Читать интересную книгу Ярослав Мудрый - Павло Загребельный

Шрифт:

-
+

Интервал:

-
+

Закладка:

Сделать
1 ... 63 64 65 66 67 68 69 70 71 ... 126

В Бересты позвали киевских бояр и воевод, а тем временем верные люди из гриди не дремали, дали знать, одни — Предславе, а другие — Святополку в Вышгород о кончине Великого князя, и эти уведомления мгновенно опередили все то, что родилось в тугих головах киевских бояр, ибо Предслава тотчас же снарядила гонца с грамотой к Ярославу, призывая его как можно скорее двигаться на Киев, а вышгородские бояре, выпустив Святополка на волю, со всеми почестями, надлежащими только Великому князю, повезли его через боры в Киев, оттуда — в Бересты, и, хотя добрались туда уже поздней ночью, княжий сын велел не откладывая похоронить Владимира; бояре и воеводы собственноручно проломили помост в горнице, чтобы скрыть от смерти привычный ход, которым пользовался покойник, завернули тело князя Владимира в ковер, спустили на вожжах на землю и положили в сани, запряженные восемью парами белых волов, как велел старый Полянский обычай.

Так на белых волах въехал в последний раз князь Владимир в Киев и в ту же самую ночь был похоронен в церкви Святой Богородицы в приделе Святого Климента, в мраморной корсте, под молитвы, слезы, рыдания и печаль всего Киева.

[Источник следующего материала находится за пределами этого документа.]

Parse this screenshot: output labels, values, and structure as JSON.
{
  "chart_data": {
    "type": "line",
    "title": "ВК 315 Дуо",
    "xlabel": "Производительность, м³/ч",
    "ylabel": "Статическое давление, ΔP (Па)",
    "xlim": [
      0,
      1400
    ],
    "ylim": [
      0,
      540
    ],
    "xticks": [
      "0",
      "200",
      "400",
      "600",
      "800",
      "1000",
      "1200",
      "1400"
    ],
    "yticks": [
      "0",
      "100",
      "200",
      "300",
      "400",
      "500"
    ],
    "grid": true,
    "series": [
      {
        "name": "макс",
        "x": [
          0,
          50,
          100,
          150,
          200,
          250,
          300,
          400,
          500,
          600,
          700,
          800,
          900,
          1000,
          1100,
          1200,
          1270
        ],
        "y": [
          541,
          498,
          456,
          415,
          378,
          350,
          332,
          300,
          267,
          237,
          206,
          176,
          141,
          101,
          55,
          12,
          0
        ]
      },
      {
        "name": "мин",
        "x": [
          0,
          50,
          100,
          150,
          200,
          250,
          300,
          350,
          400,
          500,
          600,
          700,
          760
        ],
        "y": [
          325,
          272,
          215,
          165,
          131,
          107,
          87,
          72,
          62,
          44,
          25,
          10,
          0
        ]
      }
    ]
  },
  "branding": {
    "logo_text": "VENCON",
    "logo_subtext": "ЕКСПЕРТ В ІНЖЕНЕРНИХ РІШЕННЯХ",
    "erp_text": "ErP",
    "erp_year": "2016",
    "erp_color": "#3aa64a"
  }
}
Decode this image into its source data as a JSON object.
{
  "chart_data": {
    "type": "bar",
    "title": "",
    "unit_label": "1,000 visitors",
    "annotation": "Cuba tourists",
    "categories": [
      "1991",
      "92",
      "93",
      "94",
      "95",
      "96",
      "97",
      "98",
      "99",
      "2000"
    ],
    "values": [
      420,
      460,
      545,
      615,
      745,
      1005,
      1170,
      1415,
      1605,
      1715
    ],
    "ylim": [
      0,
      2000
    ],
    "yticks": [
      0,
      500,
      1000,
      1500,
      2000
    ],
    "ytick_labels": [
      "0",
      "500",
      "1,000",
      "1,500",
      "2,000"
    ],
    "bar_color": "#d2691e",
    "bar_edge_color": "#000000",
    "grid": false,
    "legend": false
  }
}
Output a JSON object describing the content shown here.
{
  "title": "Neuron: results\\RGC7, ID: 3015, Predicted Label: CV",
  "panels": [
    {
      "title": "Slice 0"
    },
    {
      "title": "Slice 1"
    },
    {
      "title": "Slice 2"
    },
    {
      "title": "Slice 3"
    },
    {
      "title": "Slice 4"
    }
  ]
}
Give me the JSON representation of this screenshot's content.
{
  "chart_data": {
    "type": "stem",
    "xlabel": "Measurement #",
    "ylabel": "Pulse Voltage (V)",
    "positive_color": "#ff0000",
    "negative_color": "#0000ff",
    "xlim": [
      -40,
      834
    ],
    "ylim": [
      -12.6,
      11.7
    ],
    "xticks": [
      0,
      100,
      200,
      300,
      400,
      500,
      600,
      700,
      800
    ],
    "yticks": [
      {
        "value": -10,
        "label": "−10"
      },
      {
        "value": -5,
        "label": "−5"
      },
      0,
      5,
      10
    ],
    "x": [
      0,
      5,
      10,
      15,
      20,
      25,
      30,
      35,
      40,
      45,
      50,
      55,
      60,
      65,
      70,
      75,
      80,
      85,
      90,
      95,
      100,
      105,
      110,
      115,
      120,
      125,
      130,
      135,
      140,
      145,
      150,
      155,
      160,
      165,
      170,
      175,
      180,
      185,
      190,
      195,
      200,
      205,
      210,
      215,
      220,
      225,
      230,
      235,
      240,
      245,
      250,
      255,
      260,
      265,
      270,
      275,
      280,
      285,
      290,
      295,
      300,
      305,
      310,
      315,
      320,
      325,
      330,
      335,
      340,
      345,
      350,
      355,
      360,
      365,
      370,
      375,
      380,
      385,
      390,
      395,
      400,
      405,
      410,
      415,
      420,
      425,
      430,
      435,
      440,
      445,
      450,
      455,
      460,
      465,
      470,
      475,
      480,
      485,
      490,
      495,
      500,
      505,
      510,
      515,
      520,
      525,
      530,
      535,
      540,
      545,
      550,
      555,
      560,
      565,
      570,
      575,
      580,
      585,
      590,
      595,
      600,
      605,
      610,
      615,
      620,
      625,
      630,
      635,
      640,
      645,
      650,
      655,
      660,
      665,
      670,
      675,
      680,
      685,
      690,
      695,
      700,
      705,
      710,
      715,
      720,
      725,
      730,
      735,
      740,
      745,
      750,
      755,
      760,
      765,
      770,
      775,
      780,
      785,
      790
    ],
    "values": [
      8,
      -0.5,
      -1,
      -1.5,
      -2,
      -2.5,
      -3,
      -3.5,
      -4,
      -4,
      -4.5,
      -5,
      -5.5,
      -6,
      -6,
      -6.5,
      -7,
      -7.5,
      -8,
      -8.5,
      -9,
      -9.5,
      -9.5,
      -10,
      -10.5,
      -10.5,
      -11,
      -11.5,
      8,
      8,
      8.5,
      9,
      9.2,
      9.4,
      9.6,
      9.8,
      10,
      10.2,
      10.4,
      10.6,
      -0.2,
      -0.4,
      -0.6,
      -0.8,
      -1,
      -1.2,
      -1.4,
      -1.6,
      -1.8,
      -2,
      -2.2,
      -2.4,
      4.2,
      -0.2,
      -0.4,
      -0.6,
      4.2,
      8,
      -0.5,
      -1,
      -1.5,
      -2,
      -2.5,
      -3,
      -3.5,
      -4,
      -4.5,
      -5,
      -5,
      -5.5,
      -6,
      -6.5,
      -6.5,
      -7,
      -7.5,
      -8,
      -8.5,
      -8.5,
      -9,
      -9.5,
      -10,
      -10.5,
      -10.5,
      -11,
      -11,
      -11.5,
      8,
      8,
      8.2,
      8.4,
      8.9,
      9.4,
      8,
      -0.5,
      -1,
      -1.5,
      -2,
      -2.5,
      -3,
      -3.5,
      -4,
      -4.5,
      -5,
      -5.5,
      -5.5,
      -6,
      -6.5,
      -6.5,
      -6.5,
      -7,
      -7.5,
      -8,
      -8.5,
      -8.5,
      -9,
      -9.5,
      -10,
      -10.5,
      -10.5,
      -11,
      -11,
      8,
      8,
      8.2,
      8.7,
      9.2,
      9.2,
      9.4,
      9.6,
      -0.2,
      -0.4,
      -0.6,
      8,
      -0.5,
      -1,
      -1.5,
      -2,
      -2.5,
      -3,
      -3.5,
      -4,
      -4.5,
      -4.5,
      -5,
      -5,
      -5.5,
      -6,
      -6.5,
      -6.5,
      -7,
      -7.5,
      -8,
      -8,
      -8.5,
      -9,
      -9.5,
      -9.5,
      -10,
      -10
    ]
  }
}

А еще в ту же самую ночь, когда повел Ярослав свою жену на первое возлегание и выехали с его двора белые кони, а где-то в Киеве белые Полянские волы отвозили тело его отца к месту последнего покоя, отправился тайком из Новгорода большой отряд всадников. Не очень уверенно держались всадники на конях, слышна была варяжская речь; если бы кто-нибудь мог прислушаться, сразу бы услышал хвастливые рассказы одного из варягов о его прелюбодеяниях с новгородскими молодками, из чего легко было узнать Торда-младшего, а уж тогда выплыл бы из темноты и молчаливый Ульв, и мрачный Торд-старший, который, кажется, командовал этой странной поездкой; варяги, хотя и чувствовали себя увереннее пешими, ехали довольно быстро, кто-то подобрал им всем коней одинаковой гнедой масти, так что сливались они с ночью, и видно было, что едут на дело нечестное.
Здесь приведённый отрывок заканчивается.